La première étude a porté sur l’impact de la réduction des effectifs par classe sur les résultats. Question primordiale car cette solution est souvent mise en avant et que des efforts sans précédents ont déjà été faits. De 1966 à 1999, le nombre d’élèves par classe est passé de 43.7 à 25.5 en maternelle, de 28 à 22.3 en élémentaire, de 27.5 à 24.2 dans le premier cycle du second degré, de 30.8 à 28.8 dans le second degré général et technologique (dans ce dernier cas, il y a eu en plus augmentation des travaux en sous groupes, faisant passer le nombre d’élèves par enseignant de 13.8 en 1990 à 11.8 en 1995). Un calcul simplifié montre que ces différentes mesures ont nécessité environ 90 000 classes supplémentaires et tous les moyens humais et matériels qui vont avec.
Les études montrent que la taille des classes n’a pas d’impact sur les résultats, sauf dans un cas : le tout premier cycle du primaire (CP/ CE1) dans les milieux les plus défavorisées. Il faut y aller franchement (diviser par deux) et les gains sont limités.
A la suite de cet avis, Luc Ferry a fait expérimenter la solution qui a donné des résultats, faibles mais surtout non durables.
Un mot pour dire que les non qualifiés sont issu dans leur immense majorité des classes les moins favorisés. Et qu’ils coûtent ensuite très cher à la société en indemnité chômage, en RMI, en violences, en prison ou en services sociaux. Diminuer le nombre de non qualifiés est certes un devoir moral mais c’est aussi un très bon investissement.
Un autre avis a porté sur le redoublement, globalement une mauvaise solution. La preuve : les pays qui ont les meilleurs résultats ne le pratiquent plus.

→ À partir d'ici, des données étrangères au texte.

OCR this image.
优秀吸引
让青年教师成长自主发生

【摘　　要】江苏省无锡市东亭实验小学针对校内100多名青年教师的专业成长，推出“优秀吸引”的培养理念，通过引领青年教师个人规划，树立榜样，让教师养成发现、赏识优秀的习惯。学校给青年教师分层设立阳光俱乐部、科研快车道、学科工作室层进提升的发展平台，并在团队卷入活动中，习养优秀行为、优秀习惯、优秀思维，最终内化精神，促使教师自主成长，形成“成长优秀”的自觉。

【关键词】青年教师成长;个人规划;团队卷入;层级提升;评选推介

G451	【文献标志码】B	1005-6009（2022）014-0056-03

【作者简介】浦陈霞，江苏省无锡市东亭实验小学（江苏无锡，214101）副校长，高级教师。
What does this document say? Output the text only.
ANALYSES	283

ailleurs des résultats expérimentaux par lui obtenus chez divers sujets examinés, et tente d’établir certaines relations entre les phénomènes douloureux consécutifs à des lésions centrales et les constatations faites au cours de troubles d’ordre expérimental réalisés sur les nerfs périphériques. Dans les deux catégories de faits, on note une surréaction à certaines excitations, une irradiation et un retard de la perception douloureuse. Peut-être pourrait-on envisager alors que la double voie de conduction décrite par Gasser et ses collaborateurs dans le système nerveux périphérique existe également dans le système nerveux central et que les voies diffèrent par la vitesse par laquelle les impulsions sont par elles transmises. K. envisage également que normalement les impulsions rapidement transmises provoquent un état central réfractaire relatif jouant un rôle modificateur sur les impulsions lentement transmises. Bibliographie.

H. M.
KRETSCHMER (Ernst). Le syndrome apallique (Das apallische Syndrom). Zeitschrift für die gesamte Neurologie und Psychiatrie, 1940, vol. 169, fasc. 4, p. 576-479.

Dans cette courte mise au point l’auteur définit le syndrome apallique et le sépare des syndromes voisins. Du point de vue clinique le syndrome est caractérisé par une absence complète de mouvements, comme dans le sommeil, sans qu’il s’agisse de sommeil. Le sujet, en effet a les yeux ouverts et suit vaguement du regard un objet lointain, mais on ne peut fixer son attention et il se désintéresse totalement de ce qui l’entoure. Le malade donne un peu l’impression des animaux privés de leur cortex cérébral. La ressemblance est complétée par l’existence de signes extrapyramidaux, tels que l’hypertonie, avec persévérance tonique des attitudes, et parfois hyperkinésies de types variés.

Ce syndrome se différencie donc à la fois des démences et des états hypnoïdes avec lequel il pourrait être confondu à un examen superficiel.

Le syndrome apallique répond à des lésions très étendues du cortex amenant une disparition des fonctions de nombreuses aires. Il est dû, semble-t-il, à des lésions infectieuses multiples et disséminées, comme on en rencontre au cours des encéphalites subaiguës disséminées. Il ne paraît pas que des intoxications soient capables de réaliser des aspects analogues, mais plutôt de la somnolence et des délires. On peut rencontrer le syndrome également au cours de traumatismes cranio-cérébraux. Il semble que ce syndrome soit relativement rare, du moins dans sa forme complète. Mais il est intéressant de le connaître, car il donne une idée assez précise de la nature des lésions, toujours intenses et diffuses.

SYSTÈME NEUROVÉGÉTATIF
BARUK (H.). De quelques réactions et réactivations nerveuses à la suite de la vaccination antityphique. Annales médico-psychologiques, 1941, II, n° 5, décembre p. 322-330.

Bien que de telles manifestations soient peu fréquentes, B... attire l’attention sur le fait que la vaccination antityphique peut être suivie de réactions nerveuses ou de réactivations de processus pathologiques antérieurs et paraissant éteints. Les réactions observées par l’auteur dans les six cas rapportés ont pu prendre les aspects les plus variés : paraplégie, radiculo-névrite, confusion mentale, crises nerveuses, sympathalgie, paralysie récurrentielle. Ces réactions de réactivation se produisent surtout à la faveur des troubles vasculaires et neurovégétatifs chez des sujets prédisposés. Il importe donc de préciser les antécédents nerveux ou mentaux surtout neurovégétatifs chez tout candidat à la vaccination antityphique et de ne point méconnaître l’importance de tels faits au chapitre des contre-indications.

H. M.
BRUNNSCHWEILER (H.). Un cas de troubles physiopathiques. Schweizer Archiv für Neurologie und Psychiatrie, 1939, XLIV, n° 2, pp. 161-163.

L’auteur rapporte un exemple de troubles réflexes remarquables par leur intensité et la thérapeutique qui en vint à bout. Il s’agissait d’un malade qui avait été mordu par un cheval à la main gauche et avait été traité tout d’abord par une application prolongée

Je note ici qu’il faut bien lire la phrase : il n’est pas écrit que ceux qui ne le pratiquent pas ont les meilleurs résultats. Effectivement, ceux qui ont les bons résultats ont pratiqué d’autres solutions. Essentiellement un soutien fort aux élèves en difficulté. Et on sait que l’essentiel des difficultés se créent tout au début, lors de l’apprentissage de la lecture. D’où l’importance de l’expérimentation citée plus haut.
Au-delà des études de ce haut conseil, je vais exposer quelques convictions personnelles.
D’abord, comme je l’ai dit plus haut, lutter contre ce pourcentage trop élevé de non qualifié devrait être une priorité nationale.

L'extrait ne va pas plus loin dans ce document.